India has its own way of dealing with this situation. Last Monday, Delhi Chief Minister Arvind Kejriwal announced the closure of all gyms, spas and night clubs in the Capital till March 31 as the number of cases in the country rose to 112 and the governments began measures on war footing to contain the spread of the infection. Addressing the media, Kejriwal said the ban on gatherings of over 50 people will be applicable to protests as well, putting a cloud over the Shaheen Bagh protests that have continued for over 90 days.
There is a brighter side to this situation, some positive effects of this virus happening in India. The mighty politicians of central Government who could not stop the Shaheen Bagh protest for 90 days, may feel grateful to this virus for doing the job for them.

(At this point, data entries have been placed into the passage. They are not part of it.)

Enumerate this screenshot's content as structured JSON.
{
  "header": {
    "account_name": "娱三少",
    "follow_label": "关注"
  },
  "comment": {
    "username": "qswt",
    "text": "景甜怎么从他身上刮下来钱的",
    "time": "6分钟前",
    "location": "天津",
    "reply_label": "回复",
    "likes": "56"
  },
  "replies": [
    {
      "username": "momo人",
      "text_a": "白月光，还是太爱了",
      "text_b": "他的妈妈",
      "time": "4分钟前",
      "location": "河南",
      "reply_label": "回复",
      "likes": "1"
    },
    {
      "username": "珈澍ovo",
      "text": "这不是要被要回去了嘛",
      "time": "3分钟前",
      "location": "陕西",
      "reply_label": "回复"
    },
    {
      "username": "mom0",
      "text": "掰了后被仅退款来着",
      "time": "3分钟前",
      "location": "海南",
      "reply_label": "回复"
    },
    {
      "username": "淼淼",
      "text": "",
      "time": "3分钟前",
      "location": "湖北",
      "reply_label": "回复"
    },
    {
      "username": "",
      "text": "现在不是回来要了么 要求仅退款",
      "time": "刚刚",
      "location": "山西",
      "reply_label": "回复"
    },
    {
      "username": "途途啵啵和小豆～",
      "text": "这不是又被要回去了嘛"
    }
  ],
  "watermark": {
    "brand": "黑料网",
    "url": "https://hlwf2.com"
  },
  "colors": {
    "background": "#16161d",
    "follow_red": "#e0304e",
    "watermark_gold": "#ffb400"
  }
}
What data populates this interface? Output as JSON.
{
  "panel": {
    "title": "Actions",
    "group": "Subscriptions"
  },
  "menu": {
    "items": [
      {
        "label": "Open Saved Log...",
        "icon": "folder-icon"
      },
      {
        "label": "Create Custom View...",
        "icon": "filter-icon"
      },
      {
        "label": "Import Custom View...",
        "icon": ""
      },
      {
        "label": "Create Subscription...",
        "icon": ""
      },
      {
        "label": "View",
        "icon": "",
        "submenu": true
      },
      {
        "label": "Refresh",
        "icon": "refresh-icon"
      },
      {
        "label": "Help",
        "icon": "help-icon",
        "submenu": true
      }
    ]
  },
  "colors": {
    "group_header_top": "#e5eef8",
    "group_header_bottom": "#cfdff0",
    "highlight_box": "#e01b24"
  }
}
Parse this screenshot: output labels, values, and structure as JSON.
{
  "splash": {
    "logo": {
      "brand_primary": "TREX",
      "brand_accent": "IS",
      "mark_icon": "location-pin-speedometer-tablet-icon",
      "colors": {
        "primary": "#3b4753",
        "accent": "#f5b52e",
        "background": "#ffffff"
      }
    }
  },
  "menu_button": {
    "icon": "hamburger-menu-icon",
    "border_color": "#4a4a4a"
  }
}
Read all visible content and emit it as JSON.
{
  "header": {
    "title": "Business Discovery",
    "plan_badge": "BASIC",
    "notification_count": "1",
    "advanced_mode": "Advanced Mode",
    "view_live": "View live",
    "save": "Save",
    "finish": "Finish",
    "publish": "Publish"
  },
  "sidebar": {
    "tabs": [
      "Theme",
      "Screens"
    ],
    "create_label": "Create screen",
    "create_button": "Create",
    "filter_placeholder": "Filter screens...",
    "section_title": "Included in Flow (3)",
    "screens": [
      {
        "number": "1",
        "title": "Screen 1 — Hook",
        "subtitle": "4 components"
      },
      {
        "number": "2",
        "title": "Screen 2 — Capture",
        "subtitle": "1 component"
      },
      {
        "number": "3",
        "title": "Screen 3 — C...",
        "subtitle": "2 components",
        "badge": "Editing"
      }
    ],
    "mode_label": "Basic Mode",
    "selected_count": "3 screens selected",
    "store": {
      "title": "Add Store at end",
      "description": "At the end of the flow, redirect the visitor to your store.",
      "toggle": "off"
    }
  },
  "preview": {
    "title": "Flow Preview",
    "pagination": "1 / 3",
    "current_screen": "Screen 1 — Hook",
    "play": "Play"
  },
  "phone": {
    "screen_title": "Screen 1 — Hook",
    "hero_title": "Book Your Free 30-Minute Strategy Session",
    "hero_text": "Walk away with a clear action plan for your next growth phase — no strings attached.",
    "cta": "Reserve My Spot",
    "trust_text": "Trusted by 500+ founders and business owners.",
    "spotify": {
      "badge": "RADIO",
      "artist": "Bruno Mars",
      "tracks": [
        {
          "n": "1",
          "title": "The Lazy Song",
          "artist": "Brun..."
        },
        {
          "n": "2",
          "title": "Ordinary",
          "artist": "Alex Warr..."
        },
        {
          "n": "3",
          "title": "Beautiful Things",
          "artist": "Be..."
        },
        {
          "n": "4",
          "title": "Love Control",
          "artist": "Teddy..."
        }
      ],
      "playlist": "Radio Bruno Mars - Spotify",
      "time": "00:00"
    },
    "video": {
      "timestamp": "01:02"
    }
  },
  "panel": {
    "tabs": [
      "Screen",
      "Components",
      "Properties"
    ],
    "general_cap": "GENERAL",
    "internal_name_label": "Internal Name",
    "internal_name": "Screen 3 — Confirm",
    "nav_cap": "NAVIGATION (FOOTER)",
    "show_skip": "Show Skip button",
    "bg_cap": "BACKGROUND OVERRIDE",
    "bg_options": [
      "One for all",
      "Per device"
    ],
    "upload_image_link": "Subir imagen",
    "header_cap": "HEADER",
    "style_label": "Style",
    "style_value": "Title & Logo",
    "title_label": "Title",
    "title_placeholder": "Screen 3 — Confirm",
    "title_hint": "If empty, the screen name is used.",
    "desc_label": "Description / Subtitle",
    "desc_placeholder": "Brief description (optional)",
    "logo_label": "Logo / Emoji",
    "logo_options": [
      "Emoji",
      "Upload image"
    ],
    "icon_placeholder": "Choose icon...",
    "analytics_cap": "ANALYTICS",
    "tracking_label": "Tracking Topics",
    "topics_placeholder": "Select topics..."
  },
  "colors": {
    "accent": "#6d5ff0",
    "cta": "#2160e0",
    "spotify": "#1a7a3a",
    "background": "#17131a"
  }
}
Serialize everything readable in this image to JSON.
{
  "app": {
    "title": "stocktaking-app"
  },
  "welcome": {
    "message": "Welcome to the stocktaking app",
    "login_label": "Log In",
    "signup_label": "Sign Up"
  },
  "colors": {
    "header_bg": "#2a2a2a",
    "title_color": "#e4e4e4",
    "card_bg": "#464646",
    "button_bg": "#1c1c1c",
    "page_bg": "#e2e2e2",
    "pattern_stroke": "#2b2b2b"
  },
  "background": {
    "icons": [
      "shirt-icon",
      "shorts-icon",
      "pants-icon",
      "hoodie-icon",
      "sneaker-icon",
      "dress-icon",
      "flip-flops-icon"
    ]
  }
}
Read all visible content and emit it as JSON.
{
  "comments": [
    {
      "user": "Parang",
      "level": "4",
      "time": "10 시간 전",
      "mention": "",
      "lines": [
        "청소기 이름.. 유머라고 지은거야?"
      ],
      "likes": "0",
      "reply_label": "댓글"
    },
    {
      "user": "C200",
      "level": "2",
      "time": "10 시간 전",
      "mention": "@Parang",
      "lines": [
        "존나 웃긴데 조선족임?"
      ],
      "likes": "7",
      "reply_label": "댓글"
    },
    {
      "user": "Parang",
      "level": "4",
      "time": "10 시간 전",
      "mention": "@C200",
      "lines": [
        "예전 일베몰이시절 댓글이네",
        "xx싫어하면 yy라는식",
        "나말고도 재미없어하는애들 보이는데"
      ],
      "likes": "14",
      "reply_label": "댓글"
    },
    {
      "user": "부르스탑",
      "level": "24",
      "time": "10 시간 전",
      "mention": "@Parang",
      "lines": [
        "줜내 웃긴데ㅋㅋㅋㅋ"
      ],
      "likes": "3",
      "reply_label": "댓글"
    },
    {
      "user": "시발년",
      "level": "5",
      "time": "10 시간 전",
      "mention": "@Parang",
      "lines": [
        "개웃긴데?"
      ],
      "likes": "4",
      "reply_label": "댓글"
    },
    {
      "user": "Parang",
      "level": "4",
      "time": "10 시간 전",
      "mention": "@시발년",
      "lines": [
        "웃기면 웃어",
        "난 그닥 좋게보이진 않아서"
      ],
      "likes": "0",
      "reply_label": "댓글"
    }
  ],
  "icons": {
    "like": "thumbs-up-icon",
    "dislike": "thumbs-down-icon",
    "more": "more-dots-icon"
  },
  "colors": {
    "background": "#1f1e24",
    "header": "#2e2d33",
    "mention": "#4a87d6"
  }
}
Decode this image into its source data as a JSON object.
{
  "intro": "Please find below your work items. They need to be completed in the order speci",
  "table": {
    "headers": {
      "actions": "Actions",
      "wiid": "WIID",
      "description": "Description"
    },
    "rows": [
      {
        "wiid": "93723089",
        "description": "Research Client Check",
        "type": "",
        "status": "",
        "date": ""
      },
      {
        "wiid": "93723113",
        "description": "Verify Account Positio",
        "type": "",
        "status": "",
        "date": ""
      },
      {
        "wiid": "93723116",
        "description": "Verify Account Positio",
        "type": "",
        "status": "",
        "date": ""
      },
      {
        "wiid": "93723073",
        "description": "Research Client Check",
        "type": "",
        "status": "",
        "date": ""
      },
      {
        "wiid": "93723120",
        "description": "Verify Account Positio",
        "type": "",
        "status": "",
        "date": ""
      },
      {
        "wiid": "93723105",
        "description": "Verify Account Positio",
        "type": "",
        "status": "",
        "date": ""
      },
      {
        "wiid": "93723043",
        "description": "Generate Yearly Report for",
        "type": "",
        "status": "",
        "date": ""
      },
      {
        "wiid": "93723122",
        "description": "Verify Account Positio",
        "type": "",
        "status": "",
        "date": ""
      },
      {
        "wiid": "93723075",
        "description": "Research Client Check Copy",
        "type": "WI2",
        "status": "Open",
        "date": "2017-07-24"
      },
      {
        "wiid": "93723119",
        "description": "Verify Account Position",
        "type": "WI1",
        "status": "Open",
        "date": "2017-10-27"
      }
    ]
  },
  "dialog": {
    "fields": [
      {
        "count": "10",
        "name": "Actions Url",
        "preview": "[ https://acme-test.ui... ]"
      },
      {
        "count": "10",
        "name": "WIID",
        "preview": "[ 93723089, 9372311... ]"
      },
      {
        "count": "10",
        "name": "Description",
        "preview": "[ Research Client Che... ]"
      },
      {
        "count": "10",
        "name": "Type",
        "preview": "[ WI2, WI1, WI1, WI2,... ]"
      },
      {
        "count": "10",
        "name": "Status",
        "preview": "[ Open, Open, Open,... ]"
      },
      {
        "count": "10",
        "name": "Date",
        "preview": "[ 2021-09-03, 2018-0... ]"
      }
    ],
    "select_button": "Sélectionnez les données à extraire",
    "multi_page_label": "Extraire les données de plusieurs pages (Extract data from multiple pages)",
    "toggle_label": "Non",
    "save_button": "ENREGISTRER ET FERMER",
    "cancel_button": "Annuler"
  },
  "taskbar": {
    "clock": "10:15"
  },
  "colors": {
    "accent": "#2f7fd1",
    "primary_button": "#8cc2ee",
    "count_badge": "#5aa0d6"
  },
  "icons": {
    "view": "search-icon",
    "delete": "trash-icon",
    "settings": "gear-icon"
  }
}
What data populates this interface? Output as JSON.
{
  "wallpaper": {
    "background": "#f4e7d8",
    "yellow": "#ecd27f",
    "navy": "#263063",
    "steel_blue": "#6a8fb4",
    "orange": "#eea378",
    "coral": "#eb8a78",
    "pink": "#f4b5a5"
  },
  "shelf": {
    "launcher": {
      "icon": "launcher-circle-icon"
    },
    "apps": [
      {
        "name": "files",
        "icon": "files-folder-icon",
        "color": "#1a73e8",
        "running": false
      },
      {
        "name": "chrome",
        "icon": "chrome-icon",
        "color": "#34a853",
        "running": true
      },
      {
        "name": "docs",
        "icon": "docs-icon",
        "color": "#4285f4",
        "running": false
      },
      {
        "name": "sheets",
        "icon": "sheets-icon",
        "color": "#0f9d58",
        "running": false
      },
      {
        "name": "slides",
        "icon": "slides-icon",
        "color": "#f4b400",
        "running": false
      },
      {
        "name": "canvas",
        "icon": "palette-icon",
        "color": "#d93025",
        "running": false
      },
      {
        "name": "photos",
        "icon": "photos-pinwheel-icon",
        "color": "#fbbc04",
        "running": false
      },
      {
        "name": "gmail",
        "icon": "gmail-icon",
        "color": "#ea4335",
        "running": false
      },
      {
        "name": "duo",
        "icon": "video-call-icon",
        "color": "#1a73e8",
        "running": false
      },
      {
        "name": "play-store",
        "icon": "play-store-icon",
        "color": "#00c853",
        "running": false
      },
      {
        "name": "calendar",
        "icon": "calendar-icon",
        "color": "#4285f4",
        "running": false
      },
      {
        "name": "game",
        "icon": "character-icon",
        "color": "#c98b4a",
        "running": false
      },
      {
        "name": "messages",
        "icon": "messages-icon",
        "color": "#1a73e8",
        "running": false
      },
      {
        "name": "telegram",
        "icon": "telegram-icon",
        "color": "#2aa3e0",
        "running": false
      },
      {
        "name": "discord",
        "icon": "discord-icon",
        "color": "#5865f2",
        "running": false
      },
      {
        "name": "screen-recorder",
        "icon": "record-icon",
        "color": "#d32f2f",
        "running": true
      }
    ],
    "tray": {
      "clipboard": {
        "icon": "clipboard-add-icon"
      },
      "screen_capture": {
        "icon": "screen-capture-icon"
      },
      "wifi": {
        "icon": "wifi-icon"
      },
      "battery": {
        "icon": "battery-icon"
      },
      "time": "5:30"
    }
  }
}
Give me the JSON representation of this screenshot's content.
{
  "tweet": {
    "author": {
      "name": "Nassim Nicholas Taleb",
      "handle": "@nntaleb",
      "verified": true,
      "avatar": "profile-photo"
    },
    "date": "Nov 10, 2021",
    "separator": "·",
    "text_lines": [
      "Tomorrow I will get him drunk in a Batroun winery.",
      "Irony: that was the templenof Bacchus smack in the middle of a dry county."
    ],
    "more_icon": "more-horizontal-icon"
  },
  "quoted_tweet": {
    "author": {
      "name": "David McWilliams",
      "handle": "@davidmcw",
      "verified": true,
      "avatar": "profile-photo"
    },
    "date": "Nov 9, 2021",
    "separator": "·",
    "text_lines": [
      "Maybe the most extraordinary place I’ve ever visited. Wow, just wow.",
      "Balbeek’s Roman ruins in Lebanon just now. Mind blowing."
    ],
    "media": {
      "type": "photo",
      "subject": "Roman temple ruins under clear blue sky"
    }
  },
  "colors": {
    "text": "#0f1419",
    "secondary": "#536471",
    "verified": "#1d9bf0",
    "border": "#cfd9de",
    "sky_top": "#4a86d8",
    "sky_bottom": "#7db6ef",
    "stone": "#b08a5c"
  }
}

In spite of all the gloomy news of doom, which will increase or decrease, we need to remind ourselves to continue meditating and celebrate with whatever we have. Osho’s favourite character, Mulla Nasrudin would find something optimistic, though he constantly irritated his friends with his eternal optimism. No matter how bad the situation, he would always say, “It could have been worse.”
To cure him of this annoying habit, his friends decided to invent a situation so completely black, so dreadful, that even Nasrudin could find no hope in it. Approaching him at the club bar one day, one of them said, “Mulla, Did you hear what happened to George? He came home last night, found his wife in bed with another man, shot them both, then turned the gun on himself!”
“Terrible,” said the Mulla “But it could have been worse.”
“How in hell,” asked his dumbfounded friend, “could it possibly have been worse?” “Well,” said Nasrudin, “IF IT HAD HAPPENED THE NIGHT BEFORE! I WOULD BE DEAD NOW.”
Some Osho disciples from Germany have informed me that it has been never so silent and quiet in Cologne. For the first time, you can hear the birds singing in the center of the city.
Osho teaches us to do everything that is needed in any such situation, by being fully conscious, without panicking and getting paranoid.
“So when I say be cheerful, be happy, rejoice in the fact that you are not in the position of being miserable and suffering, I have a certain purpose behind it. The purpose is that you have to become an example to those people who have completely forgotten that life can also be rejoicing. In spite of all the darkness you can still be unburdened of the darkness, you can still dance. Darkness cannot prevent your dance; it has no preventive force. To me, this is real service.”